ECLI:NL:RVS:2024:439
Raad van State
- Hoger beroep
- M. den Heyer
- Rechtspraak.nl
Hoger beroep tegen afwijzing verblijfsvergunning asiel door staatssecretaris van Justitie en Veiligheid
In deze zaak gaat het om het hoger beroep van een vreemdeling tegen de afwijzing van zijn aanvraag voor een verblijfsvergunning asiel voor bepaalde tijd door de staatssecretaris van Justitie en Veiligheid. De aanvraag werd op 14 mei 2021 afgewezen. De vreemdeling, vertegenwoordigd door mr. M. Stoetzer-van Esch, heeft tegen de uitspraak van de rechtbank Den Haag, zittingsplaats Groningen, van 15 november 2022, hoger beroep ingesteld. De rechtbank had het beroep van de vreemdeling ongegrond verklaard.
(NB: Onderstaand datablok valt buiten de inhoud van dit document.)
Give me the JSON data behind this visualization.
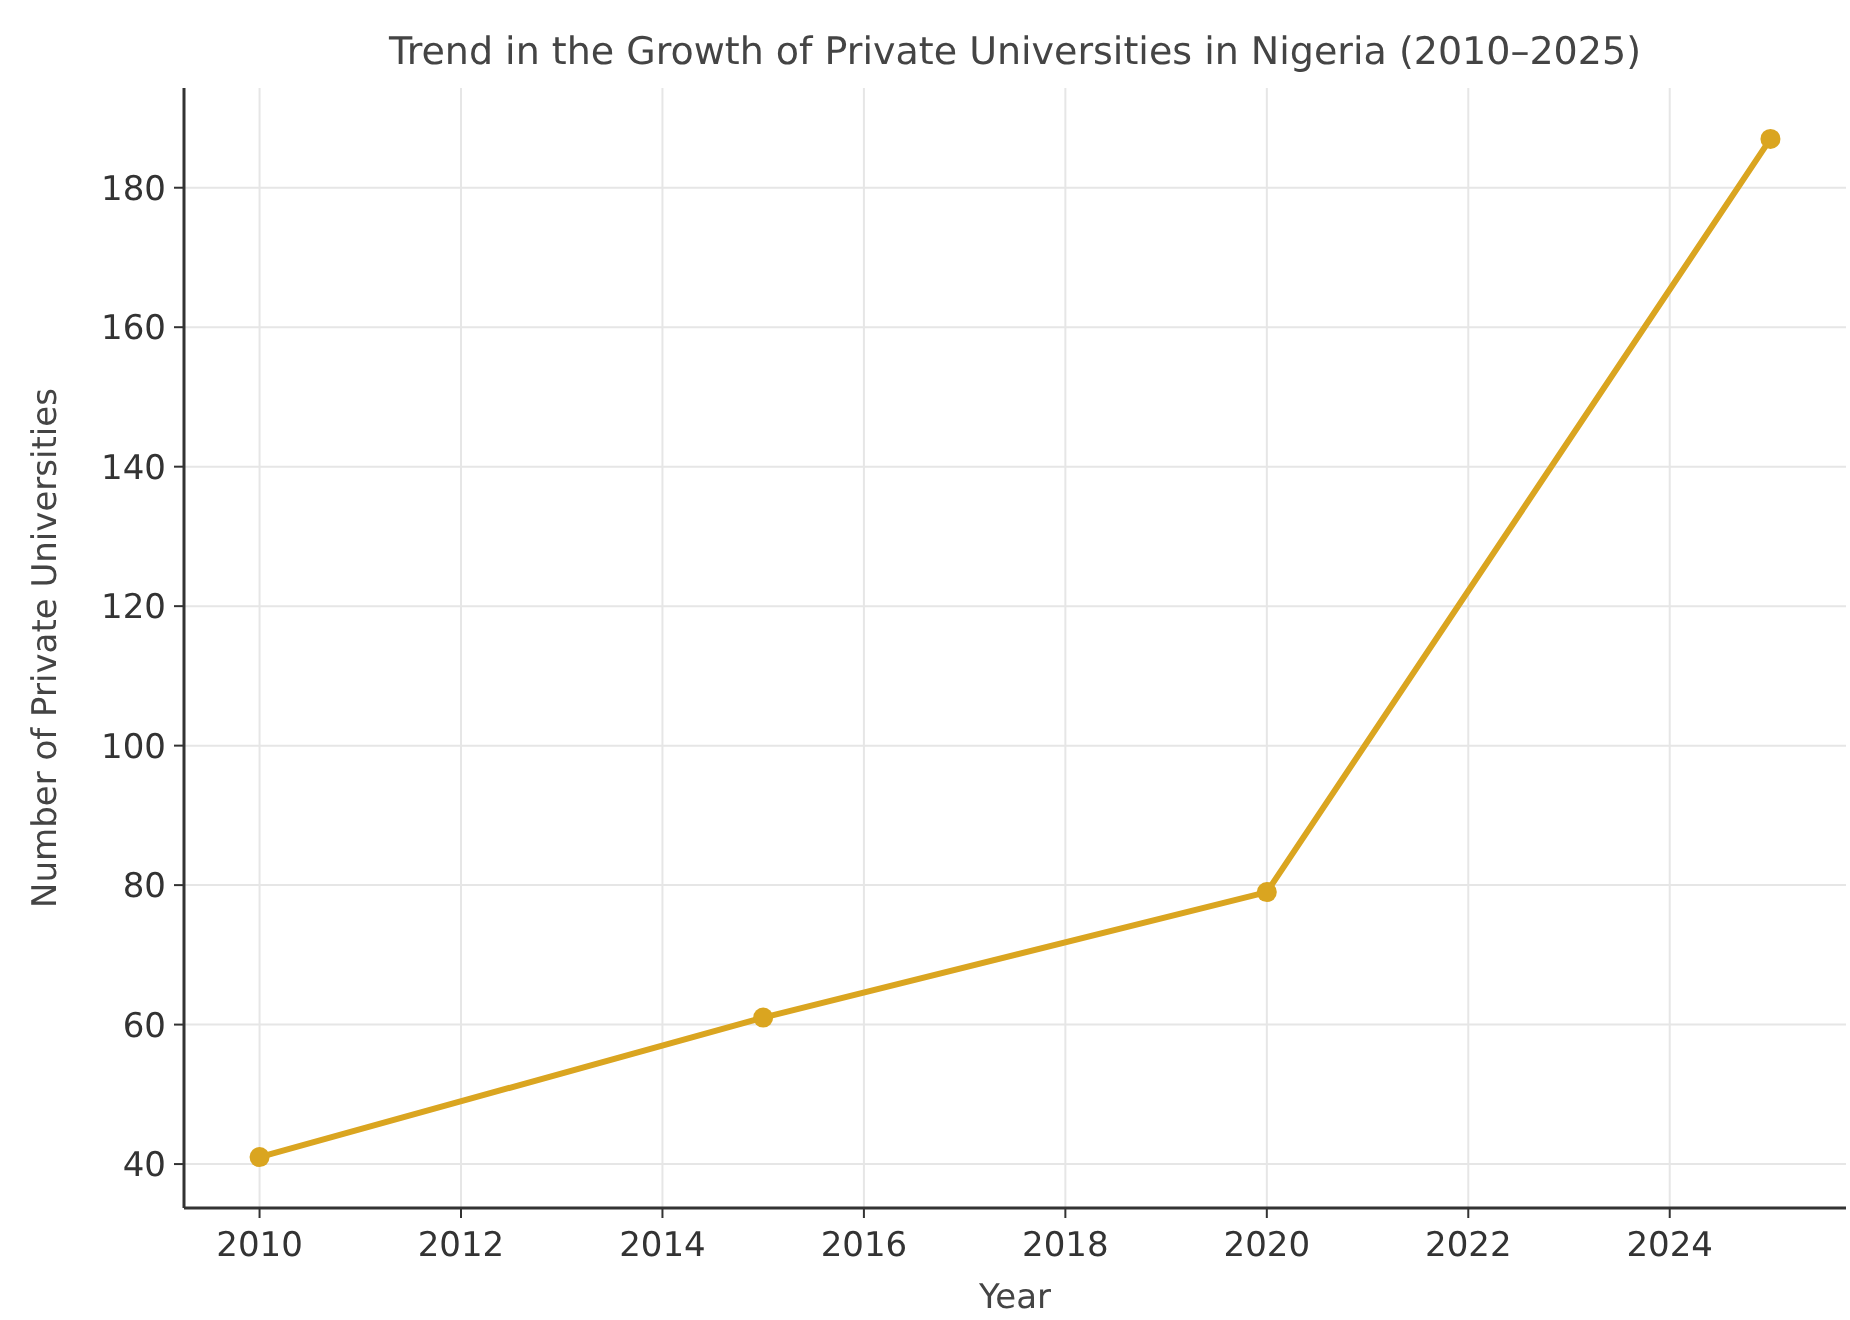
{
  "chart_data": {
    "type": "line",
    "title": "Trend in the Growth of Private Universities in Nigeria (2010–2025)",
    "xlabel": "Year",
    "ylabel": "Number of Private Universities",
    "x": [
      2010,
      2015,
      2020,
      2025
    ],
    "series": [
      {
        "color": "#daa520",
        "values": [
          41,
          61,
          79,
          187
        ]
      }
    ],
    "xlim": [
      2009.25,
      2025.75
    ],
    "xticks": [
      2010,
      2012,
      2014,
      2016,
      2018,
      2020,
      2022,
      2024
    ],
    "ylim": [
      33.7,
      194.3
    ],
    "yticks": [
      40,
      60,
      80,
      100,
      120,
      140,
      160,
      180
    ],
    "grid": true,
    "marker": "circle",
    "line_style": "solid"
  }
}
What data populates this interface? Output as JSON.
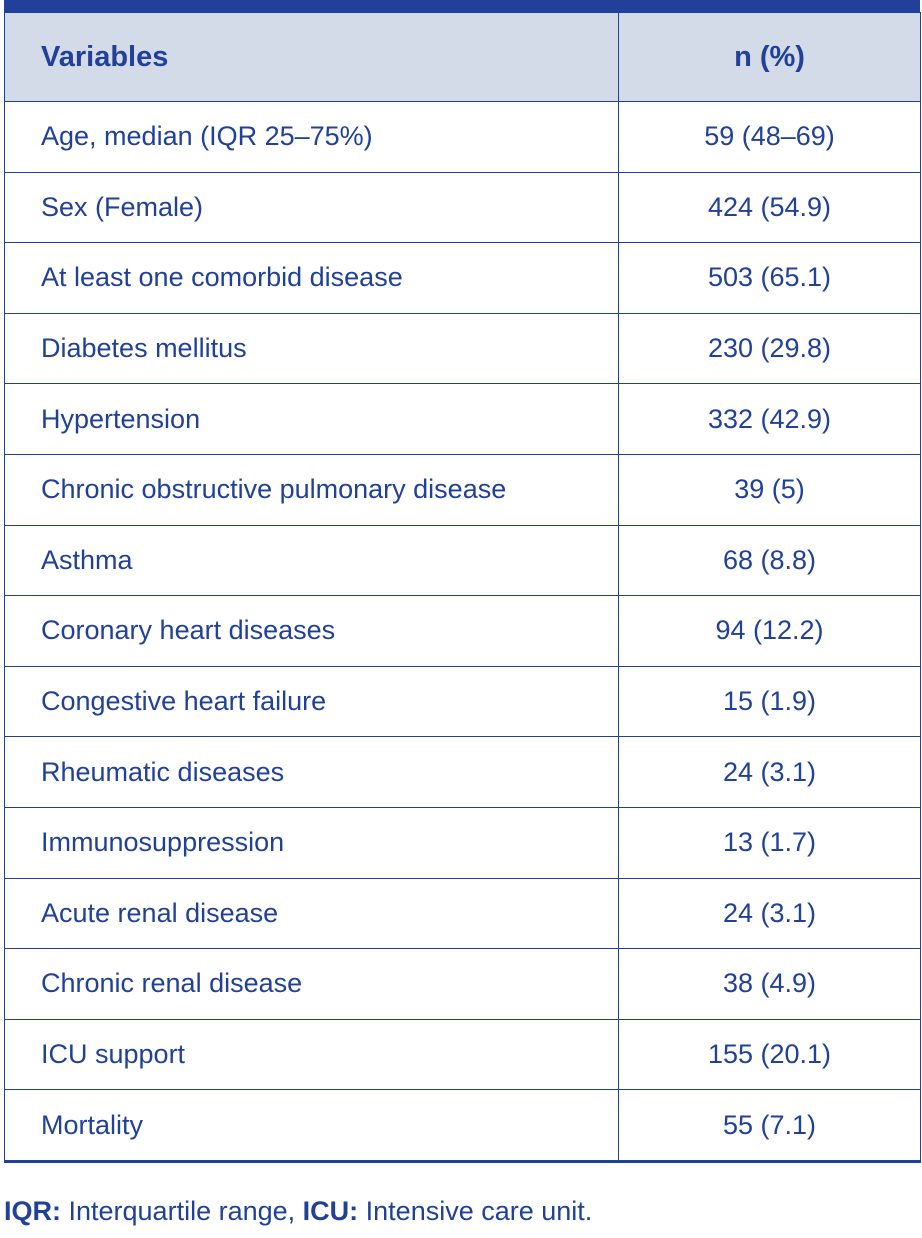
{
  "table": {
    "headers": [
      "Variables",
      "n (%)"
    ],
    "rows": [
      {
        "variable": "Age, median (IQR 25–75%)",
        "value": "59 (48–69)"
      },
      {
        "variable": "Sex (Female)",
        "value": "424 (54.9)"
      },
      {
        "variable": "At least one comorbid disease",
        "value": "503 (65.1)"
      },
      {
        "variable": "Diabetes mellitus",
        "value": "230 (29.8)"
      },
      {
        "variable": "Hypertension",
        "value": "332 (42.9)"
      },
      {
        "variable": "Chronic obstructive pulmonary disease",
        "value": "39 (5)"
      },
      {
        "variable": "Asthma",
        "value": "68 (8.8)"
      },
      {
        "variable": "Coronary heart diseases",
        "value": "94 (12.2)"
      },
      {
        "variable": "Congestive heart failure",
        "value": "15 (1.9)"
      },
      {
        "variable": "Rheumatic diseases",
        "value": "24 (3.1)"
      },
      {
        "variable": "Immunosuppression",
        "value": "13 (1.7)"
      },
      {
        "variable": "Acute renal disease",
        "value": "24 (3.1)"
      },
      {
        "variable": "Chronic renal disease",
        "value": "38 (4.9)"
      },
      {
        "variable": "ICU support",
        "value": "155 (20.1)"
      },
      {
        "variable": "Mortality",
        "value": "55 (7.1)"
      }
    ]
  },
  "footnote": {
    "abbr1": "IQR:",
    "def1": " Interquartile range, ",
    "abbr2": "ICU:",
    "def2": " Intensive care unit."
  },
  "colors": {
    "text": "#21409a",
    "header_bg": "#d3dbe8",
    "rule": "#21409a"
  }
}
Tijdens het hoger beroep heeft de vreemdeling nieuwe stukken ingediend, waaronder screenshots van Facebookberichten waarin hij kritiek uit op de Egyptische autoriteiten. Deze stukken zijn echter niet in de beoordeling betrokken, omdat ze niet eerder in de procedure zijn ingediend en de vreemdeling geen geldige verklaring heeft gegeven voor het niet indienen ervan in de eerdere fase. De rechtbankuitspraak blijft derhalve het object van hoger beroep, zoals bepaald in de wet.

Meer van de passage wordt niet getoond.